UPDATE: Putin has a weak hand to play:

Russia is an enormously weak country that Putin is working desperately to make appear far more powerful than it is. He is doing extremely well at creating that illusion. There is a saying that perception is reality. That saying is rubbish. If it were true, reality would never have caught up with the perceptions surrounding the subprime crisis. Germany would have won the Battle of Britain, and – for that matter – the Soviet Union would still exist. Perception can buy time and time can, sometimes, change reality. But sometimes all that perception puts off is the inevitable, and in my view that is the case with Russia.

And chest beating does bolster Putin at home. Do read it all.

If you've read this blog you surely know that I agree with that point. America alone is far more powerful than Russia, and adding even our relatively weak NATO allies adds to the imbalance.

But Russia does have superiority over weaker neighbors.

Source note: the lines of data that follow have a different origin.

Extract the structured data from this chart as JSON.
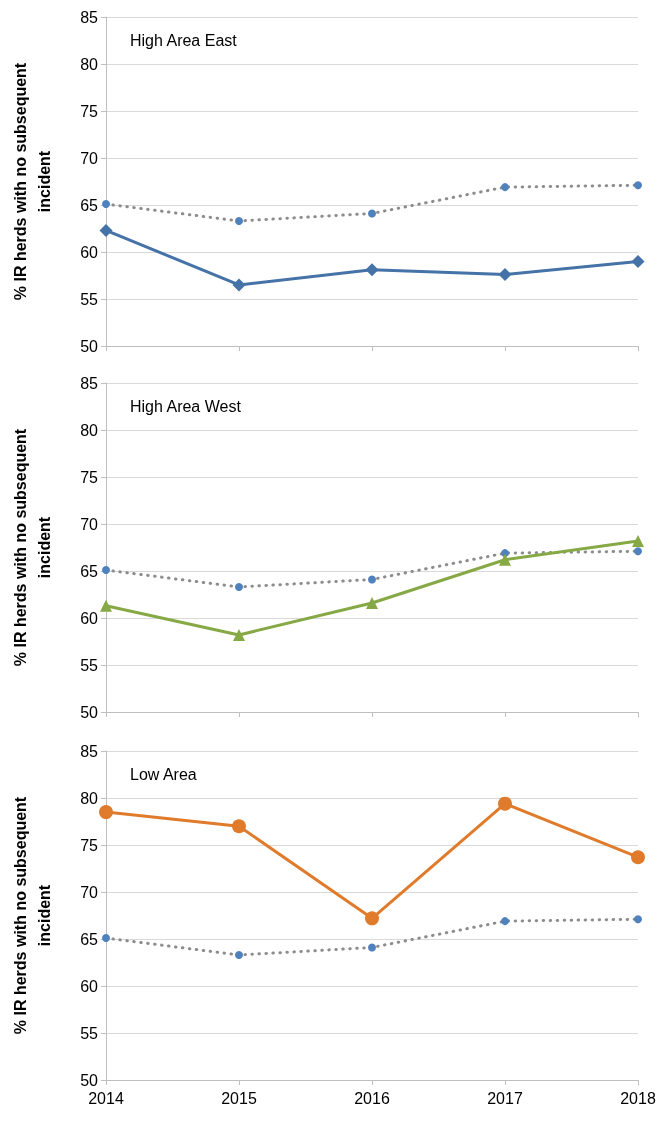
{
  "chart_data": [
    {
      "type": "line",
      "title": "High Area East",
      "ylabel": "% IR herds with no subsequent incident",
      "categories": [
        "2014",
        "2015",
        "2016",
        "2017",
        "2018"
      ],
      "ylim": [
        50,
        85
      ],
      "yticks": [
        50,
        55,
        60,
        65,
        70,
        75,
        80,
        85
      ],
      "grid": "y",
      "tick_labels": "y",
      "series": [
        {
          "color": "#8c8c8c",
          "colors": [
            "#4f81bd",
            "#4f81bd",
            "#4f81bd",
            "#4f81bd",
            "#4f81bd"
          ],
          "marker": "circle",
          "line_style": "dotted",
          "values": [
            65.1,
            63.3,
            64.1,
            66.9,
            67.1
          ]
        },
        {
          "color": "#4572a7",
          "marker": "diamond",
          "line_style": "solid",
          "values": [
            62.3,
            56.5,
            58.1,
            57.6,
            59.0
          ]
        }
      ]
    },
    {
      "type": "line",
      "title": "High Area West",
      "ylabel": "% IR herds with no subsequent incident",
      "categories": [
        "2014",
        "2015",
        "2016",
        "2017",
        "2018"
      ],
      "ylim": [
        50,
        85
      ],
      "yticks": [
        50,
        55,
        60,
        65,
        70,
        75,
        80,
        85
      ],
      "grid": "y",
      "tick_labels": "y",
      "series": [
        {
          "color": "#8c8c8c",
          "colors": [
            "#4f81bd",
            "#4f81bd",
            "#4f81bd",
            "#4f81bd",
            "#4f81bd"
          ],
          "marker": "circle",
          "line_style": "dotted",
          "values": [
            65.1,
            63.3,
            64.1,
            66.9,
            67.1
          ]
        },
        {
          "color": "#86a845",
          "marker": "triangle",
          "line_style": "solid",
          "values": [
            61.3,
            58.2,
            61.6,
            66.2,
            68.2
          ]
        }
      ]
    },
    {
      "type": "line",
      "title": "Low Area",
      "ylabel": "% IR herds with no subsequent incident",
      "categories": [
        "2014",
        "2015",
        "2016",
        "2017",
        "2018"
      ],
      "ylim": [
        50,
        85
      ],
      "yticks": [
        50,
        55,
        60,
        65,
        70,
        75,
        80,
        85
      ],
      "grid": "y",
      "series": [
        {
          "color": "#8c8c8c",
          "colors": [
            "#4f81bd",
            "#4f81bd",
            "#4f81bd",
            "#4f81bd",
            "#4f81bd"
          ],
          "marker": "circle",
          "line_style": "dotted",
          "values": [
            65.1,
            63.3,
            64.1,
            66.9,
            67.1
          ]
        },
        {
          "color": "#e07b2c",
          "marker": "circle",
          "line_style": "solid",
          "values": [
            78.5,
            77.0,
            67.2,
            79.4,
            73.7
          ]
        }
      ]
    }
  ]
}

And nukes to deter counter-attacks after Russia exploits the time they have to beat on a weaker neighbor before America can deploy significant combat power to roll back the Russian gains.

And all that talk of Russia standing up to the West could push Putin to war with a superior West if his supporters believe that the West is a threat and believe that Putin has rebuilt Russia enough to defeat that threat.

After painting such a threat and picture of a revived Russia, how could Putin refuse to defeat that threat without losing the backing of the people?

Like Japan in 1941 (or Iraq in 1980, for that matter or Argentina in 1982), Russia could start a war believing they have no choice, while telling themselves that early gains can be locked in before their enemy can work up the nerve and resources to fight back.

And while the reality of our power superiority would in the end lead us to victory over the perception that Russia is shaping, we'd have to fight a war to make reality defeat perception. That is hardly ideal.